Chaque année, je me tapais les mêmes discours incohérents sur mon avenir. Affligeant.

Je parlais à mon miroir de salle de bain, comme la méchante reine dans Blanche-Neige. À la seule différence qu'aucun démon ne me faisait la conversation.

— Oh Miroir, Miroir magique au mur, qui a beauté parfaite et pure ? Ris-je. Ah... Si seulement un tel miroir existait pour éradiquer ces ânes bâtés.

Décidément, j'étais aussi déséquilibrée que le reste de ma famille. Et ce qui allait me rendre encore plus folle à lier allait se produire dans trois, deux, un...

DRING

DRING

DRING

Je décrochai.

— Allô ?

— Ma chérie !

La voix féminine retentit si distinctement dans le combiné que je crus devenir sourde. Une douleur dans le tympan me fit faire la grimace. Un an que je n'avais pas entendu ce son strident, et déjà, je sentais mon souffle de vie abandonner mon être.

— Salut, Maman... Soufflai-je.

La voix de fausset de ma mère était mielleuse. Je ne l'avais pas eue au téléphone depuis si longtemps que mes oreilles durent se réhabituer rapidement à entendre ce son criard et ce ton condescendant. Voilà un an que je redoutais ce moment - moment durant lequel, à chaque seconde qui passait, mes oreilles m'imploraient d'atténuer leur douleur.

— Comment vas-tu, mon petit sucre d'orge ? Me demanda-t-elle avec un timbre trahissant sa sournoiserie.

— Je t'ai déjà dit de pas m'appeler comme ça, 'Man... Lui envoyai-je, en restant calme.
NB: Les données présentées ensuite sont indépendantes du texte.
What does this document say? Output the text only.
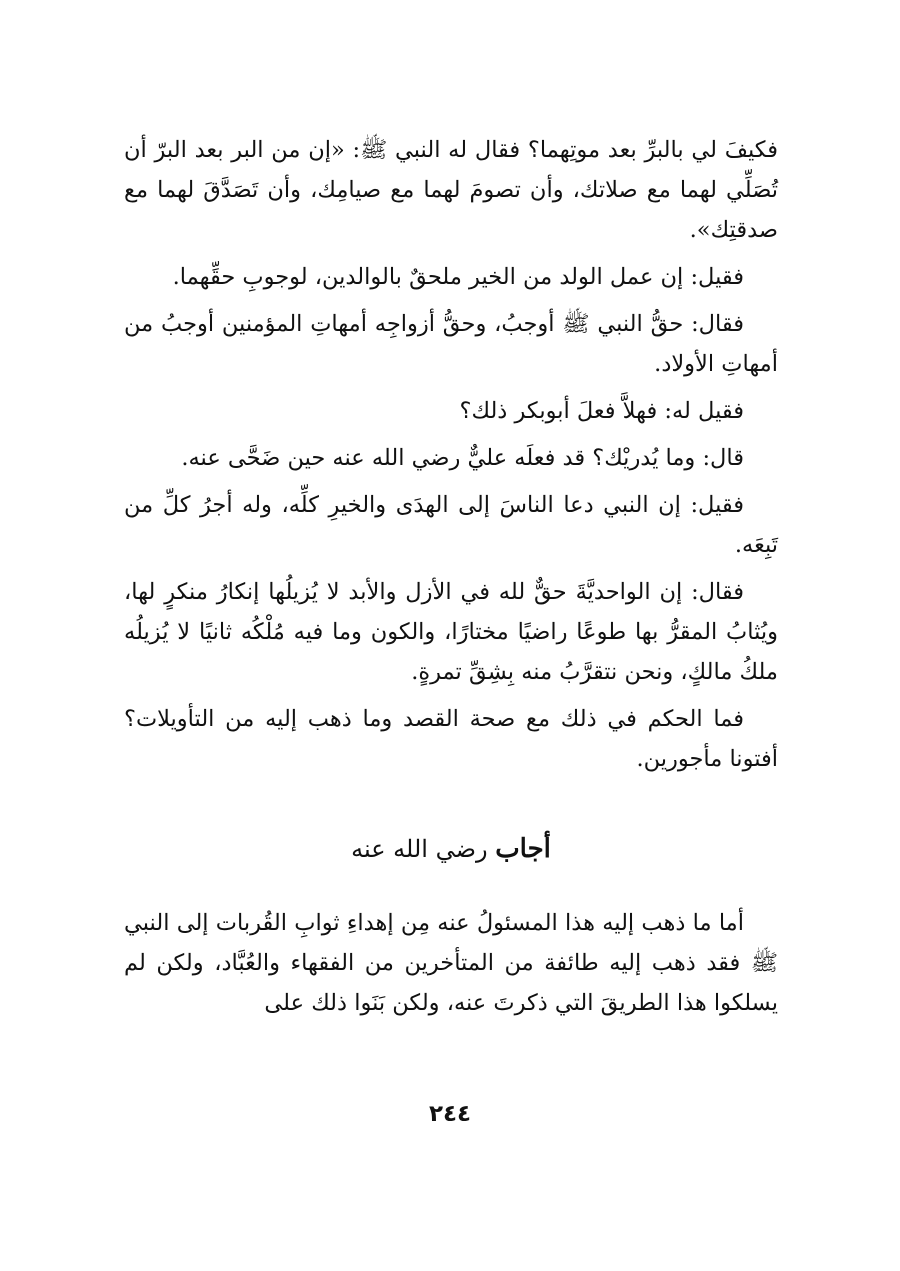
فكيفَ لي بالبرِّ بعد موتِهما؟ فقال له النبي ﷺ: «إن من البر بعد البرّ أن تُصَلِّي لهما مع صلاتك، وأن تصومَ لهما مع صيامِك، وأن تَصَدَّقَ لهما مع صدقتِك».

فقيل: إن عمل الولد من الخير ملحقٌ بالوالدين، لوجوبِ حقِّهما.

فقال: حقُّ النبي ﷺ أوجبُ، وحقُّ أزواجِه أمهاتِ المؤمنين أوجبُ من أمهاتِ الأولاد.

فقيل له: فهلاَّ فعلَ أبوبكر ذلك؟

قال: وما يُدريْك؟ قد فعلَه عليٌّ رضي الله عنه حين ضَحَّى عنه.

فقيل: إن النبي دعا الناسَ إلى الهدَى والخيرِ كلِّه، وله أجرُ كلِّ من تَبِعَه.

فقال: إن الواحديَّةَ حقٌّ لله في الأزل والأبد لا يُزيلُها إنكارُ منكرٍ لها، ويُثابُ المقرُّ بها طوعًا راضيًا مختارًا، والكون وما فيه مُلْكُه ثانيًا لا يُزيلُه ملكُ مالكٍ، ونحن نتقرَّبُ منه بِشِقِّ تمرةٍ.

فما الحكم في ذلك مع صحة القصد وما ذهب إليه من التأويلات؟ أفتونا مأجورين.

أجاب رضي الله عنه

أما ما ذهب إليه هذا المسئولُ عنه مِن إهداءِ ثوابِ القُربات إلى النبي ﷺ فقد ذهب إليه طائفة من المتأخرين من الفقهاء والعُبَّاد، ولكن لم يسلكوا هذا الطريقَ التي ذكرتَ عنه، ولكن بَنَوا ذلك على

٢٤٤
Je vais bien. J'espère que papa et toi aussi...

— Tout va bien, ma fille ! Ton travail se passe bien ?

Ça y est, l'instant "hypocrisie 2.0".

— Super ! Mentis-je. Les collègues sont sympathiques, les élèves adorables.

— Tu m'en vois ravie, ironisa-t-elle, ce qui ne m'étonna pas. Pas trop difficile de préparer les cours, corriger les copies...?

— Non, tout va bien. J'aime ça.

— Parfait.

— Exactement.

Un silence pesant s'installa dans le combiné. Comme à chaque fois que j'étais en contact avec ma mère, le mutisme faisait son apparition lorsqu'elle n'était pas satisfaite de mes réponses. Et à ce moment précis, c'était le cas. Toutefois, celui-ci laissa bien vite place au moment tant redouté de tout appel téléphonique avec ma génitrice.

— Alors, dis-moi ma fille...

Et voilà, le moment tant attendu.

— Tu viens au repas du jour de Noël, j'espère ? Me demanda-t-elle après un suspens TELLEMENT insoutenable que je crus m'en évanouir.

— Oui, avec plaisir, lui répondis-je avec le ton le plus ironique qu'il m'ait été donné d'utiliser.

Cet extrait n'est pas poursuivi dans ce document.